Source: www.bic.org
Brussels—29 November 2024—An “urgency resolution” by the European Parliament “strongly condemned” the Iranian government’s “persecution of ethnic and religious minorities” yesterday with an overwhelming majority, citing a 1991 memorandum signed by Iran’s supreme leader, which describes the government’s state-sponsored policy to persecute the Baha’is, and which calls for the “progress and development” of the Baha’i community to be “blocked”.
The resolution also insisted on “the immediate and unconditional release” of all victims of arbitrary detention, including human rights activists and women’s rights defenders, and denounced the Iranian authorities for summoning or jailing at least 72 Baha’i women in recent months.
“Members of the European Parliament have taken a powerful stand for human rights in Iran today, and for the Baha’is in Iran. This urgency resolution, which addresses the Iranian government’s harassment of women alongside the persecution of ethnic and religious minorities, is welcome recognition and support for all Iranian citizens,” said Rachel Bayani, Representative of the Baha’i International Community (BIC) to the European institutions in Brussels.
“The European Parliament is showing Iran’s government that they know the persecution of Baha’is is a state-sponsored policy and that representatives of 27 European countries are watching,” she added.

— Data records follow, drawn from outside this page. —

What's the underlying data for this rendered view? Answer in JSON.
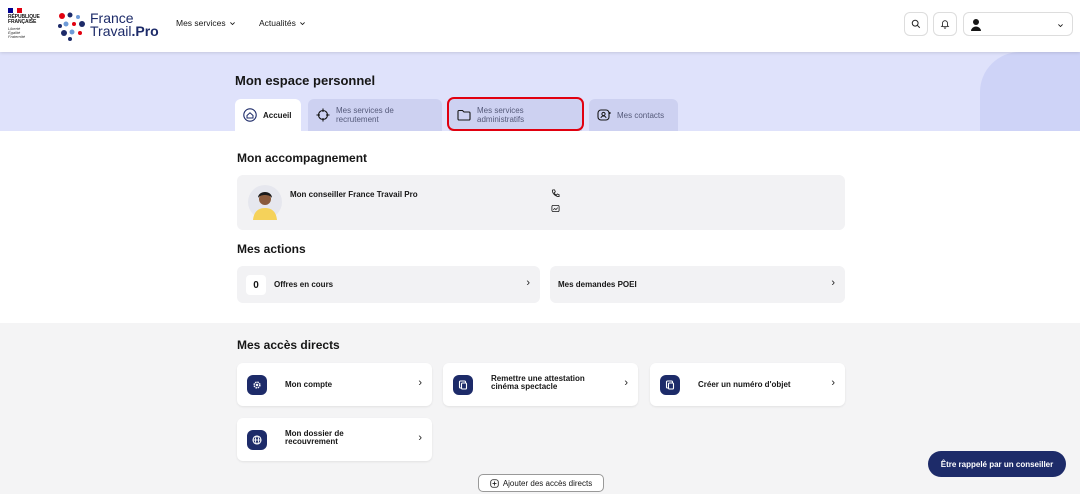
{
  "header": {
    "republique": [
      "RÉPUBLIQUE",
      "FRANÇAISE"
    ],
    "devise": [
      "Liberté",
      "Égalité",
      "Fraternité"
    ],
    "brand_line1": "France",
    "brand_line2": "Travail",
    "brand_suffix": ".Pro",
    "nav": [
      {
        "label": "Mes services"
      },
      {
        "label": "Actualités"
      }
    ]
  },
  "hero": {
    "title": "Mon espace personnel"
  },
  "tabs": [
    {
      "label": "Accueil",
      "icon": "home-icon"
    },
    {
      "label": "Mes services de recrutement",
      "icon": "crosshair-icon"
    },
    {
      "label": "Mes services administratifs",
      "icon": "folder-icon"
    },
    {
      "label": "Mes contacts",
      "icon": "contact-icon"
    }
  ],
  "accompagnement": {
    "heading": "Mon accompagnement",
    "conseiller_label": "Mon conseiller France Travail Pro"
  },
  "actions": {
    "heading": "Mes actions",
    "offres_count": "0",
    "offres_label": "Offres en cours",
    "poei_label": "Mes demandes POEI"
  },
  "acces": {
    "heading": "Mes accès directs",
    "items": [
      {
        "label": "Mon compte",
        "icon": "gear-icon"
      },
      {
        "label": "Remettre une attestation cinéma spectacle",
        "icon": "document-icon"
      },
      {
        "label": "Créer un numéro d'objet",
        "icon": "document-icon"
      },
      {
        "label": "Mon dossier de recouvrement",
        "icon": "globe-icon"
      }
    ],
    "add_label": "Ajouter des accès directs"
  },
  "callback_label": "Être rappelé par un conseiller",
  "colors": {
    "brand_navy": "#1d2b69",
    "hero_bg": "#dfe2fb",
    "highlight_red": "#e1000f"
  }
}
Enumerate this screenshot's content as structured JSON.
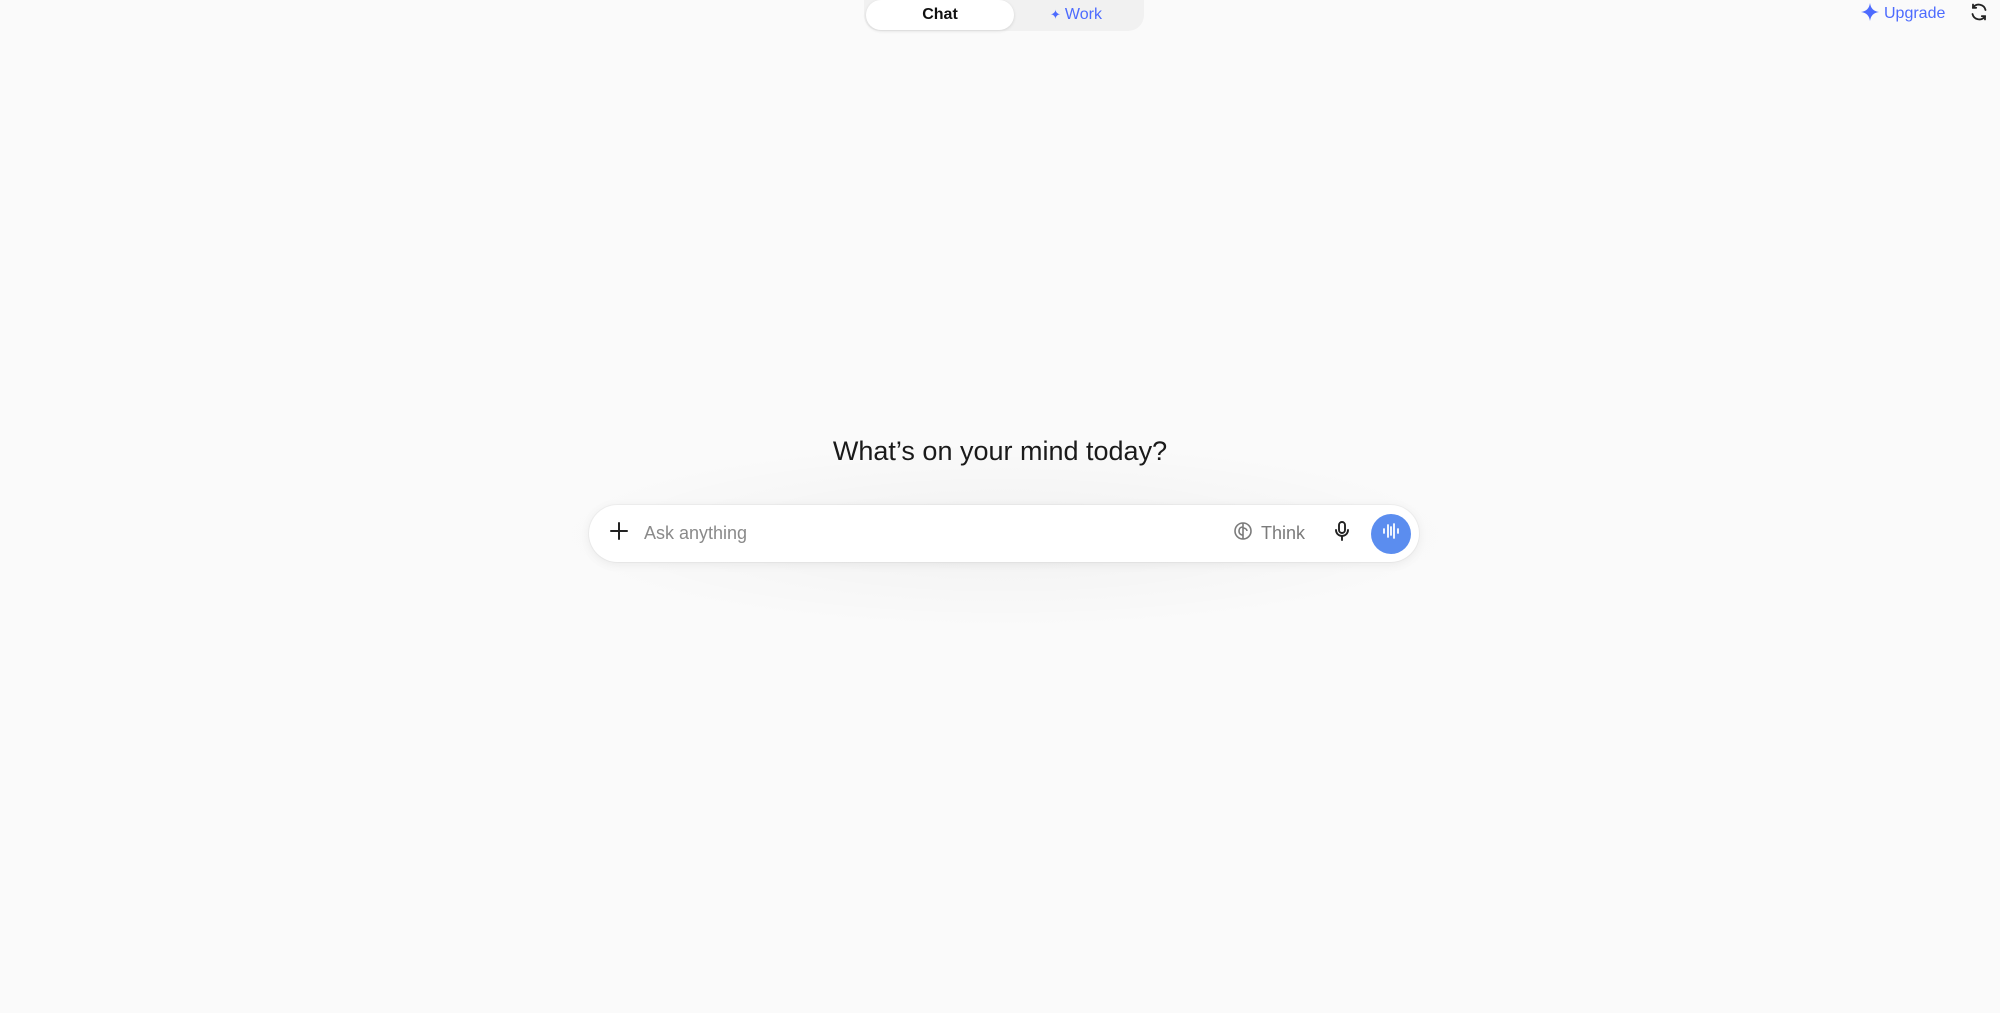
{
  "modes": {
    "chat_label": "Chat",
    "work_label": "Work",
    "work_icon": "sparkle-icon"
  },
  "header": {
    "upgrade_label": "Upgrade",
    "upgrade_icon": "sparkle-icon",
    "refresh_icon": "refresh-icon"
  },
  "main": {
    "headline": "What’s on your mind today?"
  },
  "composer": {
    "placeholder": "Ask anything",
    "value": "",
    "think_label": "Think",
    "attach_icon": "plus-icon",
    "think_icon": "brain-icon",
    "mic_icon": "microphone-icon",
    "voice_icon": "voice-wave-icon"
  },
  "colors": {
    "accent": "#4d6bfe",
    "voice_button": "#5b8def",
    "background": "#fafafa"
  }
}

The European Parliament’s resolution also mentioned two Baha’i women by name, Neda Emadi and Parastoo Hakim, both of whom were arrested for no reason other than their religion and jailed despite having young children at home. The two were among 10 Baha’i women sentenced in October to a total of 90 years in prison.
“Iranian diplomats and officials have always denied the persecution of the Baha’is in Iran,” Ms. Bayani said. “By including the Iranian government’s 1991 memorandum in this resolution, the European Parliament is raising further awareness of the Iranian government’s systematic and formal agenda to persecute and suffocate the Baha’is in Iran, and it shows beyond any doubt that the Baha’is are persecuted only for their faith.”
The 1991 ‘Baha’i Question’ memorandum describes how Baha’is are to be harassed in their efforts to live normal lives, by being barred from university educations or from earning livelihoods, as a coordinated national strategy. Issued by the Islamic Republic’s Supreme Revolutionary Cultural Council and signed by Supreme Leader Ayatollah Ali Khamenei, the Iranian government has never denied the existence of this memorandum, nor has it rescinded the policy despite appeals and criticism from the international community.
News published by the BIC in May reported that of 93 Baha’is detained or summoned across Iran, 72 of them were women, exposing a surge in attacks on Baha’i women in the country. These women had been summoned to court, faced baseless criminal charges and years in prison, separated from their families and subjected to the cruelty and violence of the Iranian judicial system.
The European Parliament resolution comes just five weeks after eighteen United Nations (UN) experts in an unprecedented step, together condemned Iran’s targeting of Baha’i women. The 18 UN Special Rapporteurs and UN Working Group experts released a joint allegation letter rebuking the Islamic Republic of Iran for the recent rise in attacks against Baha’i women. Women from Iran’s Baha’i community face intersectional persecution as both women and as Baha’is, the BIC said at the time.
“We express serious concern at what appears to be an increase in systematic targeting of Iranian women belonging to the Baha’i religious minority throughout the country,” the UN experts said in their statement, “including through arrests, summoning for interrogation, enforced disappearance, raids on their homes, confiscation of their personal belongings, limitations on their freedom of movement as well as prolonged, consecutive deprivations of liberty.”
Last week the United Nations General Assembly also passed a new resolution rebuking Iran for its human rights violations, and in recent weeks a major new report on direct, structural and cultural violence against the Baha’is was launched, while UN Member-States and UN experts also shared their concerns during UN sessions. In April, Human Rights Watch also published a report finding that Iran’s treatment of the Baha’is amounted to the “crime against humanity of persecution”.
“From the United Nations to the European Parliament, and with human rights organizations and activists around the world, the Iranian government has lost all credibility. Human rights defenders and international bodies are asking, in one voice, for the persecution of the Baha’is in Iran to immediately stop,” Ms. Bayani said.
“Iran has nowhere left to turn in its efforts to plead ignorance or to accuse the Baha’is in Iran of utterly baseless and unproven crimes,” she added. “Iran’s authorities should change course now, by releasing all Baha’i prisoners and all innocent Iranians from jail, and by rescinding anti-Baha’i policies and respecting the fundamental human rights of all Iranian citizens.”